Step 2: load the unpacked extension in your study browser

Clone github.com/m13v/claude-meter, open chrome://extensions (or arc://extensions, brave://extensions, edge://extensions), enable Developer mode, click 'Load unpacked', select the extension/ folder. The browser pins the icon next to the URL bar.

Step 3: open claude.ai once

If you are not already logged in, sign in. The extension reads your existing session cookie via fetch with credentials: 'include' against /api/organizations/{org}/usage; you do not paste anything. Within one minute the badge lights up with a percent.

Step 4: start your recall session and watch the row

Begin quizzing. The popup updates every 60 seconds with the current 5-hour percent and a countdown. When the row turns orange (80 percent) you have one or two more cards before the cap.

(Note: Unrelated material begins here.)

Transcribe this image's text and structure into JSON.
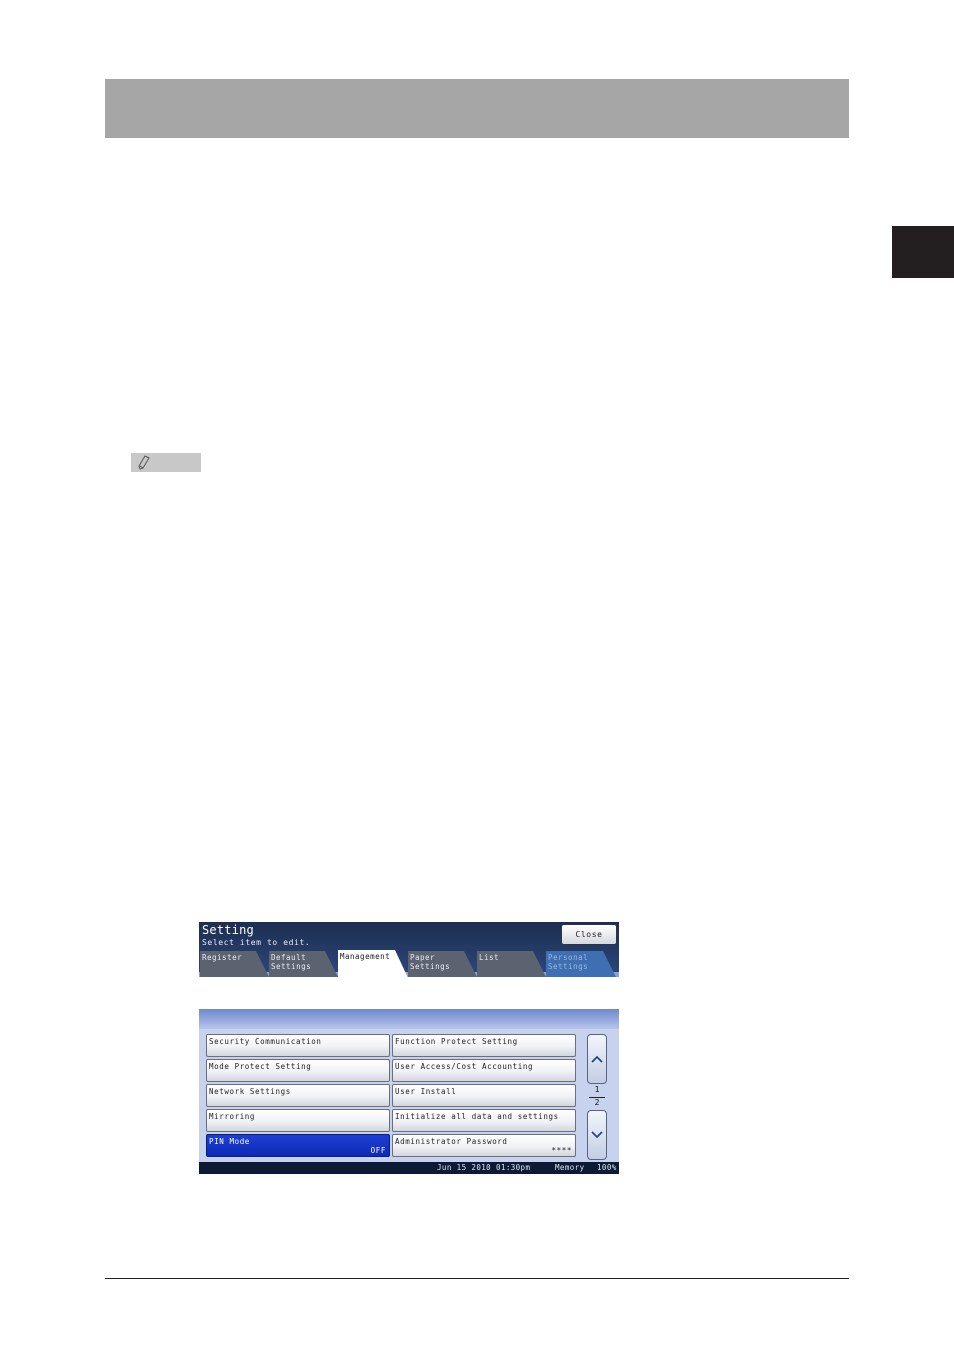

Plan the break, switch models, or close the chat and start a fresh thread.

The pattern that keeps the bar green for two hours

Three habits, in combination, change a 30-card recall session from a sprint to the orange band into a steady run that ends with the bar around 60 percent.

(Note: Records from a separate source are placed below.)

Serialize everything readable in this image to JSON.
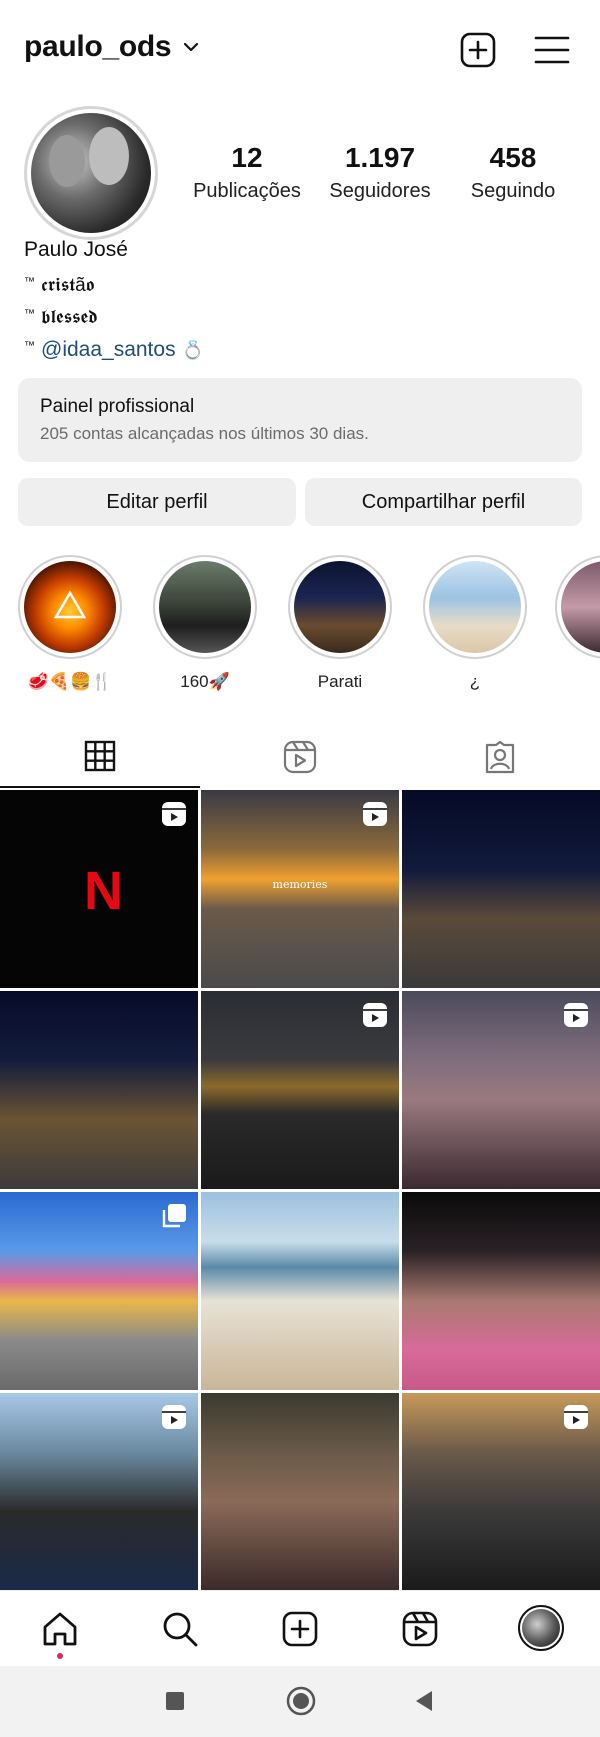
{
  "header": {
    "username": "paulo_ods",
    "icons": [
      "chevron-down-icon",
      "new-post-icon",
      "menu-icon"
    ]
  },
  "profile": {
    "posts_count": "12",
    "posts_label": "Publicações",
    "followers_count": "1.197",
    "followers_label": "Seguidores",
    "following_count": "458",
    "following_label": "Seguindo",
    "name": "Paulo José",
    "bio_line1_prefix": "™",
    "bio_line1": "𝖈𝖗𝖎𝖘𝖙ã𝖔",
    "bio_line2_prefix": "™",
    "bio_line2": "𝖇𝖑𝖊𝖘𝖘𝖊𝖉",
    "bio_line3_prefix": "™",
    "bio_mention": "@idaa_santos",
    "bio_emoji": "💍"
  },
  "panel": {
    "title": "Painel profissional",
    "subtitle": "205 contas alcançadas nos últimos 30 dias."
  },
  "buttons": {
    "edit": "Editar perfil",
    "share": "Compartilhar perfil"
  },
  "highlights": [
    {
      "label": "🥩🍕🍔🍴"
    },
    {
      "label": "160🚀"
    },
    {
      "label": "Parati"
    },
    {
      "label": "¿"
    },
    {
      "label": ""
    }
  ],
  "tabs": [
    "grid-icon",
    "reels-icon",
    "tagged-icon"
  ],
  "grid_overlays": {
    "memories_text": "memories",
    "netflix_letter": "N"
  },
  "colors": {
    "accent_link": "#1f4e79",
    "notification_dot": "#e0245e",
    "panel_bg": "#efefef",
    "netflix_red": "#e50914"
  }
}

First, end the chat after every 8 to 10 cards and start a fresh one. The new thread carries no transcript, so card 1 of the new chat is genuinely cheap. The recall benefit is the retrieval, not the running history; the model does not need to remember card 7 to grade card 14.

Second, use Sonnet for the quiz turns and reserve Opus for the moments you actually need a deeper explanation. The 5-hour cap weights model picks. Sonnet on a recall card costs measurably less of the bucket than Opus on the same card.

Third, glance at the menu bar between cards. When the row reads 5-hour · 38m · 81%, finish the current card and stop. The bucket is going to clear in 38 minutes; that is exactly the length of a real break. Coming back at 38 percent is the difference between two productive hours and one productive hour followed by a 429.

The honest caveat

The endpoint is internal and undocumented. Anthropic can rename a field in any release. The Rust struct in src/models.rs declares each known field as Option<Window>, so a missing field deserializes cleanly and the menu bar shows an error chip instead of a wrong percent. That is a forward-compat hedge, not a guarantee. If the shape of the response moves, the open-source repo gets a same-day patch and you pull the next brew release.

Studying through Claude Pro and want to compare bucket math?

15 minutes, no slide deck. Happy to swap notes on the rolling-bucket edges, what an Opus turn really costs on a recall session, and the moments the JSON shape shifts.

Frequently asked questions

Why does an active recall session with Claude burn quota faster than the same number of normal questions?

Because each turn includes the entire prior transcript. When you ask Claude to quiz you on chapter three, then answer, then ask for the next card, every prompt sends back the system prompt, the running quiz frame, the cards you have already seen, your previous answers, and Claude's previous responses. By card twenty the input is a small essay even though the visible message is one sentence. The 5-hour rolling cap weighs input tokens too, so a 30-card recall session can register against the cap like a long technical conversation.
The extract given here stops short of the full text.